Months after layoffs, Slack want to rehire ex-staff for A.I. projects

Photo of Marc Benioff (Credit: Marlena Sloss/Bloomberg via Getty Images)

In the face of mounting pressure to downsize, and with Salesforce seemingly still recuperating from its pandemic-era hiring spree, the company is diving back into the realm of hiring once more—starting with its messaging subsidiary, Slack.

In a note to staff Tuesday, Slack CEO Lidiane Jones announced that the company is looking to hire for a "significant number of new roles" in Q3 on the product development engineer (PDE) team, according to a message viewed by Fortune. These roles will be focused on generative A.I. among other Slack features like Huddles and Lists. This comes less than six months after Slack parent company Salesforce laid off 10% of its staff, about 8,000 people, in Q1 of this year.

"We will bring in top talent from across the industry to achieve these goals. Our hope and aim is to welcome back some former Slack employees among these new hires whose skill sets can help us move this exciting work forward," Jones wrote. "I can't wait to see what we can accomplish together in FY24!"

It's not clear how many Slack employees were among the 8,000 companywide employees that Salesforce laid off in Q1. In potentially rehiring some of the workers it laid off just months earlier, Slack represents the latest tech company to do a staffing U-turn in its efforts to navigate a choppy economy and to cut costs. Twitter famously sought to rehire certain staffers shortly after owner Elon Musk laid off a vast portion of the company in November.

"We're looking to hire great people that have the skill sets to move our work forward—whether those are new hires into Slack or those who worked here at any time in the past," a Slack spokesperson told Fortune.

The new hiring plans come as Slack parent company Salesforce is ramping up its A.I. efforts and emphasizing its bullish view of the technology. During the company's most recent earnings call, CEO Marc Benioff expounded on the company's ambitious A.I. endeavors, weaving in an anecdote of a dinner with his esteemed neighbor, OpenAI founder Sam Altman. In the same earnings call, Benioff depicted an imminent A.I. "supercycle," adding that CEOs will need to "aggressively" invest in A.I. "to remain competitive."

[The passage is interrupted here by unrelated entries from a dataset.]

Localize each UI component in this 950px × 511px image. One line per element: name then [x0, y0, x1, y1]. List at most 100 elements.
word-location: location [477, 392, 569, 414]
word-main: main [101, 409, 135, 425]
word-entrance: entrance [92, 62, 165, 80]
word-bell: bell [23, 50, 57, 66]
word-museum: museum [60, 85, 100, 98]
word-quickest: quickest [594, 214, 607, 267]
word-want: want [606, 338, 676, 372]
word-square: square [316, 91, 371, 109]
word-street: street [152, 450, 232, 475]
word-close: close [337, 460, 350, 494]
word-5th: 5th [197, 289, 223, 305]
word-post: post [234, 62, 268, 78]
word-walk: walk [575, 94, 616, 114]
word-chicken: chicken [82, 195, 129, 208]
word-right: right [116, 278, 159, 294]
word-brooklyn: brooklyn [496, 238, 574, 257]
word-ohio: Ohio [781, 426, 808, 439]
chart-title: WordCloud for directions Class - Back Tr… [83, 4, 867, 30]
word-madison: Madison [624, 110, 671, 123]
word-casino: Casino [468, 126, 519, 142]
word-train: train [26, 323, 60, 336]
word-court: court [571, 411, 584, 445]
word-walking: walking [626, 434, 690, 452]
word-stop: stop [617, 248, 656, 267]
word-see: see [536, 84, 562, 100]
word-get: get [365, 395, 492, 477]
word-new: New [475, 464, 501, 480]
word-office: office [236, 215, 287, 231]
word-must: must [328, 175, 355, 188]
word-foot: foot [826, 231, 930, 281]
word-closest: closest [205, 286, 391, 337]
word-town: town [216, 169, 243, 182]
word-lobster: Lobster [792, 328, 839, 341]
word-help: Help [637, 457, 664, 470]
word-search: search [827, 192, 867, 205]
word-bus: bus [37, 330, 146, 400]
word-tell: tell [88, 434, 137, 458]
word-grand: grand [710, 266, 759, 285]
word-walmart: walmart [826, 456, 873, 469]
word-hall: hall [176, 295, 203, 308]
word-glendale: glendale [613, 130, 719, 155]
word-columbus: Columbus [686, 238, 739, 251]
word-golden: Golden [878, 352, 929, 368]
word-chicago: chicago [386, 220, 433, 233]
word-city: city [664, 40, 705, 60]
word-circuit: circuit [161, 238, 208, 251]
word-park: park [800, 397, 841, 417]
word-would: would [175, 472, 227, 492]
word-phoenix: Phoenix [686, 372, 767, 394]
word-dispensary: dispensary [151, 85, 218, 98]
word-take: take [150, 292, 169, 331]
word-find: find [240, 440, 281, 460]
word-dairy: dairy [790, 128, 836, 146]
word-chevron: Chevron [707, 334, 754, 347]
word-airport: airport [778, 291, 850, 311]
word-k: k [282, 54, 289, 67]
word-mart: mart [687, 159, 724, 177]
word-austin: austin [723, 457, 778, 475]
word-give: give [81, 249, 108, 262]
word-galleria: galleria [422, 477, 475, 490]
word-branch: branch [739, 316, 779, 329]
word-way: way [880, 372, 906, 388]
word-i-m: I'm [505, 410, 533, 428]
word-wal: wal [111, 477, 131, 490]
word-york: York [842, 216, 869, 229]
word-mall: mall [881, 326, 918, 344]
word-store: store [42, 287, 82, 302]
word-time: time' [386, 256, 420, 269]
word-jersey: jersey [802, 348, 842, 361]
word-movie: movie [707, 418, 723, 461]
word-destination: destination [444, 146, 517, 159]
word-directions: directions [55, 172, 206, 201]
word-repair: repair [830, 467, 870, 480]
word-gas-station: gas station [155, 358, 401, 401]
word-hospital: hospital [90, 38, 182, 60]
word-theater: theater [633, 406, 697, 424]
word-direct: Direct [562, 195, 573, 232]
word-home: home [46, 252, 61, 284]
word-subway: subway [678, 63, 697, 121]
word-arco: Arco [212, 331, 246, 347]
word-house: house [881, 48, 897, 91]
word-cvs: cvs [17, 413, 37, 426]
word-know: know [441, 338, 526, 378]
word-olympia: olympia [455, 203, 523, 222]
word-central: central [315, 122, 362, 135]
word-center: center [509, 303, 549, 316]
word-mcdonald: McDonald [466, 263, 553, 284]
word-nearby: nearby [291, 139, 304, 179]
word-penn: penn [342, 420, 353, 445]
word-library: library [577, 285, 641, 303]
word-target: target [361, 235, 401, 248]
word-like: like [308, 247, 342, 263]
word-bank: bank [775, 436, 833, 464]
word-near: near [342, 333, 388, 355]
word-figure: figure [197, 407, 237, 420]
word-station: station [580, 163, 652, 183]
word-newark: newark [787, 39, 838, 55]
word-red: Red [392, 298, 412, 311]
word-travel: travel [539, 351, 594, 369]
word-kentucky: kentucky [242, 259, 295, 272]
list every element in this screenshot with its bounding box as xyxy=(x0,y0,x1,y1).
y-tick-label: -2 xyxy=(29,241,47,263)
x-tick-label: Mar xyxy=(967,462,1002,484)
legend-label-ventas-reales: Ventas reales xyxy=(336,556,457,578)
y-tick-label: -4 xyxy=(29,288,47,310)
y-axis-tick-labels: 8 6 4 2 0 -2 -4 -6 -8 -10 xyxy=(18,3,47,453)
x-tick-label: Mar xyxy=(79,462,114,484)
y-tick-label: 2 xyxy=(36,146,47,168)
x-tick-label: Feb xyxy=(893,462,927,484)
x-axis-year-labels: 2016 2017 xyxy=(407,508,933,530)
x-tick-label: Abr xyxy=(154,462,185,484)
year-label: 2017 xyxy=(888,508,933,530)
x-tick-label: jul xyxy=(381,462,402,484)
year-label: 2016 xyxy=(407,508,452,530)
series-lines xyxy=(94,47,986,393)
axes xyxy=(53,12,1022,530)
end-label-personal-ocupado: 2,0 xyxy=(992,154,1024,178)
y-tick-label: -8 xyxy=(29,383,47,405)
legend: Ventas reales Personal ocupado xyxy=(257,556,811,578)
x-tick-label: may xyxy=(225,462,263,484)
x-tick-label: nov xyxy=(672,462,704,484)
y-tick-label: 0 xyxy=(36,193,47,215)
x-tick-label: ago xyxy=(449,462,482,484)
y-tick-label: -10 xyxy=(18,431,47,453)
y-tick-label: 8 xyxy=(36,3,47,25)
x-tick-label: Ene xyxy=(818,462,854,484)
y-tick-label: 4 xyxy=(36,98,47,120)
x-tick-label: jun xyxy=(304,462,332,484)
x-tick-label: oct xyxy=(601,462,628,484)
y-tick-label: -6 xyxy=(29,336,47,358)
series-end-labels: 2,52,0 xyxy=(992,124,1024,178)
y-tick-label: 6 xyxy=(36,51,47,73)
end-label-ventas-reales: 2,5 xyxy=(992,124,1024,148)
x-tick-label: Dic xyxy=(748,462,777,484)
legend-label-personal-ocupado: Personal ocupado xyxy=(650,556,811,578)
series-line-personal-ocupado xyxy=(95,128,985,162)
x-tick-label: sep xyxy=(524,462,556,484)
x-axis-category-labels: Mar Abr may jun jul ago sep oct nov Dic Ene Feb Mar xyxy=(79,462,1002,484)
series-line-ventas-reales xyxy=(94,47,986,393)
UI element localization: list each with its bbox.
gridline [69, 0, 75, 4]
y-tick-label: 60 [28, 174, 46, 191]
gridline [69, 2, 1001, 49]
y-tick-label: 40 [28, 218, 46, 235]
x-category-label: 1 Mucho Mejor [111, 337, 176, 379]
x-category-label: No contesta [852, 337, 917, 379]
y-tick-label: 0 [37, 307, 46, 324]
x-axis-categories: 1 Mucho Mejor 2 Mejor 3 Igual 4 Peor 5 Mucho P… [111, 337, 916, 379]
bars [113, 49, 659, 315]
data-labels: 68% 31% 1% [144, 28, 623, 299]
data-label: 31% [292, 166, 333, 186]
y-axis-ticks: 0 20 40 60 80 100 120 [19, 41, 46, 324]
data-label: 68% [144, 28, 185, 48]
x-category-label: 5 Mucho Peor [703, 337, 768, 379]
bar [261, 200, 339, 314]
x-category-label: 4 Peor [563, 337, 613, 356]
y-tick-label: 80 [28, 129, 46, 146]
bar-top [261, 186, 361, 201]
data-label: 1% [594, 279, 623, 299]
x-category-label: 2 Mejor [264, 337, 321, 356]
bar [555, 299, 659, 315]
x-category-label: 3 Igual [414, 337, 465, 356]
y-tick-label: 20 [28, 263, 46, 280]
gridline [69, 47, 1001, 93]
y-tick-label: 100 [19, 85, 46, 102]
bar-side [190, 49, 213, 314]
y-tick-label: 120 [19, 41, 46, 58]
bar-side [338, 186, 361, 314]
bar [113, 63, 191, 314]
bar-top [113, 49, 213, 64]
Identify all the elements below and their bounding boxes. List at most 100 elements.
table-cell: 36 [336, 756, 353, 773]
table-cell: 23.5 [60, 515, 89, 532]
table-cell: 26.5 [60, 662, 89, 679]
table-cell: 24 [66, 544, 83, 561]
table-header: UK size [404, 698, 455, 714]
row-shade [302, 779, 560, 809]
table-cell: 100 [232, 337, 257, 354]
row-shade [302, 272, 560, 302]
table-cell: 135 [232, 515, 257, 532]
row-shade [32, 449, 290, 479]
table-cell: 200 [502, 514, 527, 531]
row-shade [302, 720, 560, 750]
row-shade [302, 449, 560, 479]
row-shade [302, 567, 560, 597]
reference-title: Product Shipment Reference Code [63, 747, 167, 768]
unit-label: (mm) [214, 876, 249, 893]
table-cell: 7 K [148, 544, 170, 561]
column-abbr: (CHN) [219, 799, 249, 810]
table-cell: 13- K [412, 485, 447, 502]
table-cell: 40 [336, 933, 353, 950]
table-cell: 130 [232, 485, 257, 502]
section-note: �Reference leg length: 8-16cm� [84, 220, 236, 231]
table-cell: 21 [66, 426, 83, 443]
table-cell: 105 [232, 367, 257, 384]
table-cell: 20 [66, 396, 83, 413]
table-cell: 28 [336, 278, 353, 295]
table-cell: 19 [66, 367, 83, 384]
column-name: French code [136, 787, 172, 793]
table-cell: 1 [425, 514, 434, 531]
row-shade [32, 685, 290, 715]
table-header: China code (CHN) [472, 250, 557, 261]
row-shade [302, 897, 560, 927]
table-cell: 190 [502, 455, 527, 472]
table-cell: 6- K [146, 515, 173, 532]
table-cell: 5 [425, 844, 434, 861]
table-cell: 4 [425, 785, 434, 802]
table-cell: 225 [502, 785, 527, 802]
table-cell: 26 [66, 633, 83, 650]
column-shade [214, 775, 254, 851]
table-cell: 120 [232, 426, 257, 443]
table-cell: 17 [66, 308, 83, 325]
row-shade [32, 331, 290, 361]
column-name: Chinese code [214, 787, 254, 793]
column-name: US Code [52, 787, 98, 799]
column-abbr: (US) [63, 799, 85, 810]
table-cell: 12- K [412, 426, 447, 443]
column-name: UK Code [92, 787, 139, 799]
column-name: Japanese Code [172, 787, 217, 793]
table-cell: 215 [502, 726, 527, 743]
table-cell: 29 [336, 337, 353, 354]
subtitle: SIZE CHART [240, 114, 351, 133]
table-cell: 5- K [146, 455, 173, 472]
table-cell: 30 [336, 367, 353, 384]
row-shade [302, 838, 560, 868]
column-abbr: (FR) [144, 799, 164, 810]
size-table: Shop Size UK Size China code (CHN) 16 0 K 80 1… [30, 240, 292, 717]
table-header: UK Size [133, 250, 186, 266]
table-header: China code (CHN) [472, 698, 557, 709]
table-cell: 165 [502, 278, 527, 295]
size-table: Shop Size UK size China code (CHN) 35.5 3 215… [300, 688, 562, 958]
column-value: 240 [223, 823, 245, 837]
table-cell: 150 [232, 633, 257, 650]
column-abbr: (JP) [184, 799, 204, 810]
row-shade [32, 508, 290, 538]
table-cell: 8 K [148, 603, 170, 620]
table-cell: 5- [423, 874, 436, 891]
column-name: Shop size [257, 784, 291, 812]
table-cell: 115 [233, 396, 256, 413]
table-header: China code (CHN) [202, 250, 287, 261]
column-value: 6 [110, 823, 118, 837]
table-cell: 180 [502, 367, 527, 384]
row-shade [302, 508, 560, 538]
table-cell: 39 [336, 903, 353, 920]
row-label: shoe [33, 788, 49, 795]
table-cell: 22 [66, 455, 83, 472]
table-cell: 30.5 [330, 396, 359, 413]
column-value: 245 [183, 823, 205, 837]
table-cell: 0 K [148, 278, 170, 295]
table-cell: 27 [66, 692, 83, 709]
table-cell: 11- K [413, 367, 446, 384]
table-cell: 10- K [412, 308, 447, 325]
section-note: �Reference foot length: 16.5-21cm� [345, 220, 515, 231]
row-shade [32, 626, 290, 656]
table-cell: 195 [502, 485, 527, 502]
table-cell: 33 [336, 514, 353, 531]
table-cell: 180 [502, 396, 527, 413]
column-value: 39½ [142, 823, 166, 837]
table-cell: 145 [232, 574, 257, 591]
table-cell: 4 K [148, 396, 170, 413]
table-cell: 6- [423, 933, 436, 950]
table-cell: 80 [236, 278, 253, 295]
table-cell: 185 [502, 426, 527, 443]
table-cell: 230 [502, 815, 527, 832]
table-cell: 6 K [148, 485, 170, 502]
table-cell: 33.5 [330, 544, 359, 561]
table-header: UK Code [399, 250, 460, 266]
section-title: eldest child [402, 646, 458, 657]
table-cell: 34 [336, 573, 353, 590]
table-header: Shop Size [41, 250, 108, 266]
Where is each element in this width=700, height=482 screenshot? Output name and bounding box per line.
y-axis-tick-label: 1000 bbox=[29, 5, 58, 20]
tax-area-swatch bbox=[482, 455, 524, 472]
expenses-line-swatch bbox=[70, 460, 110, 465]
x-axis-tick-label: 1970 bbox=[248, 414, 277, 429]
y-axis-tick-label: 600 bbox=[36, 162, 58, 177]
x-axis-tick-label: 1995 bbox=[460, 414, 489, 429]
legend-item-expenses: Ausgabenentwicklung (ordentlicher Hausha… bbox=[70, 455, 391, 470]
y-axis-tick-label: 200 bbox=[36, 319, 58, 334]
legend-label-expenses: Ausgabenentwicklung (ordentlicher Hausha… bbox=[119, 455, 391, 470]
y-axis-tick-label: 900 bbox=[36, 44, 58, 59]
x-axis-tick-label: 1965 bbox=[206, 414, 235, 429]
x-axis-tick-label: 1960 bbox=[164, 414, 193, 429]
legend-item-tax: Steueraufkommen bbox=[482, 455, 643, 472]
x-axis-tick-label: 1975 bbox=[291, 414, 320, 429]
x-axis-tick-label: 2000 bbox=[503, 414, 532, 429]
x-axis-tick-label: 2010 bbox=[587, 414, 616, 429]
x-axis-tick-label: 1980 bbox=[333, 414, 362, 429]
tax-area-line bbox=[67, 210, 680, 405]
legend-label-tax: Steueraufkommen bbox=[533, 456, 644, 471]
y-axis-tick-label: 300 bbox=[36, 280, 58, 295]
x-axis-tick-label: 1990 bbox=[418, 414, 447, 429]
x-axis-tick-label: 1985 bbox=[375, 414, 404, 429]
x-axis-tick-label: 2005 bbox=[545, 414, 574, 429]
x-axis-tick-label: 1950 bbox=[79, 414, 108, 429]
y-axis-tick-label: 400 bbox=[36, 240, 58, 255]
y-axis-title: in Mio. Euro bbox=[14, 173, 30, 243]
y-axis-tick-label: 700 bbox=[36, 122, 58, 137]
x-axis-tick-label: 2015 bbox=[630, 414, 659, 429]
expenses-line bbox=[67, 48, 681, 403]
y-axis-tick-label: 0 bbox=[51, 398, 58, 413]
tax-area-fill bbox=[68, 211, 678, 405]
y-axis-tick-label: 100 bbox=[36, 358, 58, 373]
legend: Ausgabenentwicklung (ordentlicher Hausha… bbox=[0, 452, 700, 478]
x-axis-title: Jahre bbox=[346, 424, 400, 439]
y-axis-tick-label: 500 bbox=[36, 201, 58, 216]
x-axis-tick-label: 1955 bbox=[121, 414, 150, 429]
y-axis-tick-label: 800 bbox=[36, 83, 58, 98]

Salesforce recently introduced Einstein GPT, a generative A.I. tool aimed at enhancing sales, marketing, and customer service agents’ efficiency, CNBC reported. Additionally, Salesforce is actively developing a myriad of other "GPTs," according to a Salesforce blog post, including Sales GPT, Service GPT, Marketing GPT, Commerce GPT, Slack GPT, and Tableau GPT.

With the countless efforts to keep up with the industry's A.I. craze, Benioff appears to already be putting the company's recent challenges in the rearview mirror. Salesforce narrowly escaped a proxy fight with activist investors who had been pressuring the company to cut costs. In response to the investor pressure, Salesforce announced the aforementioned layoffs, as well as a planned reduction of $3 billion to $5 billion in costs, and the disbanding of its board’s mergers and acquisitions committee.

Slack's recently departed CEO Stewart Butterfield even criticized the hiring frenzy that occurred across Silicon Valley in Bloomberg’s Odd Lots podcast a few weeks ago. Butterfield dubbed it the "root of all the excess," driven by lack of constraints on hiring and managers' pursuit of prestige.